Benché la produzione di mattoni e laterizi sia fortemente sotto pressione, Unia ha assicurato i salari e le condizioni di lavoro nel Contratto collettivo di lavoro dell’industria dei laterizi.

Laterizi e mattoni sono sempre stati tra i prodotti più importanti dell’edilizia. Benché in Svizzera la produzione di mattoni e tegole sia sottoposta a pressioni sempre maggiori, Unia è riuscita ad assicurare i salari e le condizioni di lavoro nel Contratto collettivo di lavoro dell’industria svizzera dei laterizi.

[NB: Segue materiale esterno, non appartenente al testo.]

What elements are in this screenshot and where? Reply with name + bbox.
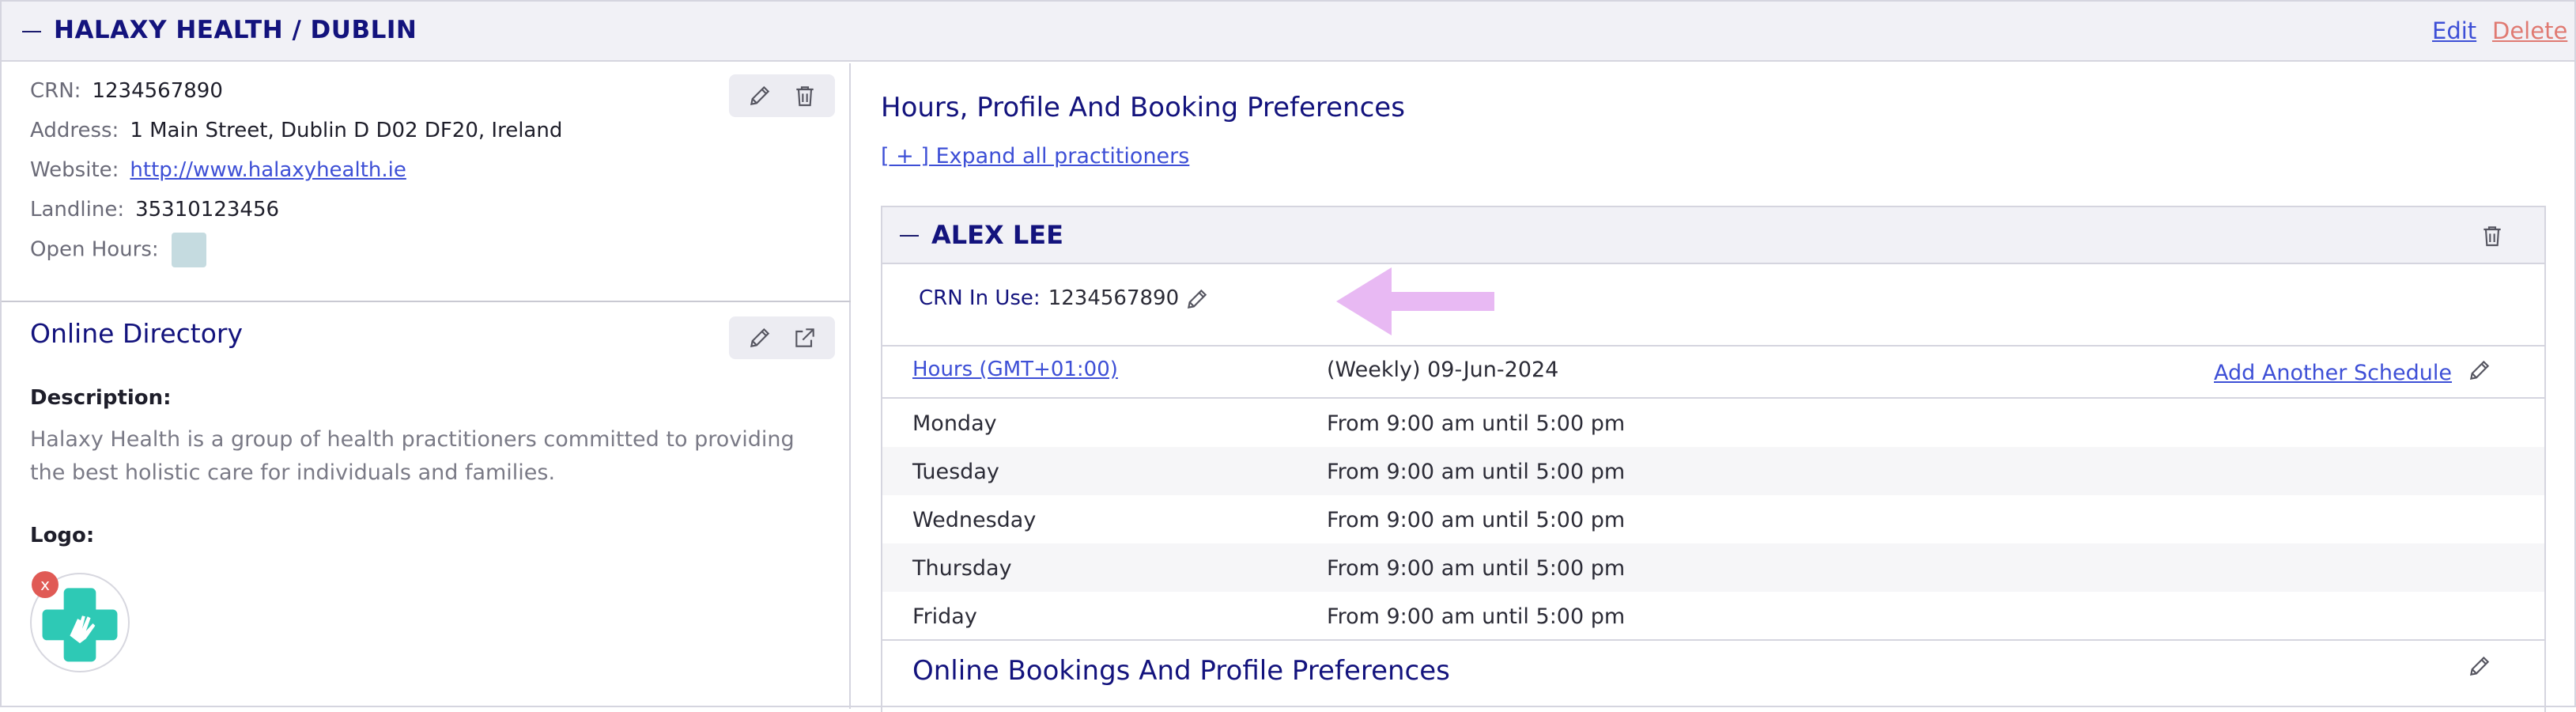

L’industria svizzera dei laterizi vanta una lunga tradizione in Svizzera. Ma nuovi metodi di costruzione e nuovi materiali, la norma SIA sulla sicurezza sismica nonché la concorrenza dei prodotti d’importazione più convenienti stanno esercitando una fortissima pressione sulla piazza produttiva svizzera. Sono inoltre destinati ad aumentare i sistemi di costruzione a pannelli modulari, costituiti da elementi in calcestruzzo e legno.

Ecologia sul tetto

Il ramo professionale dei laterizi sta però anche al passo coi tempi. Un’edilizia sostenibile e improntata al risparmio energetico sta prendendo sempre più piede anche sui tetti. Ad esempio con la posa di tegole fotovoltaiche, mattoni riempiti con lana di vetro e altri prodotti innovativi.

Condizioni di lavoro dignitose in un contesto difficile

A percepire questa pressione non sono solo i datori di lavoro, bensì soprattutto i lavoratori. In dieci anni, dal 2008 al 2018, il numero di dipendenti assoggettati al Contratto collettivo di lavoro dell’industria svizzera dei laterizi è sceso da 758 a 417. È evidente che l’industria laterizia sta affrontando grandi difficoltà. Ciononostante, Unia è riuscita ad imporre un costante miglioramento delle condizioni di lavoro.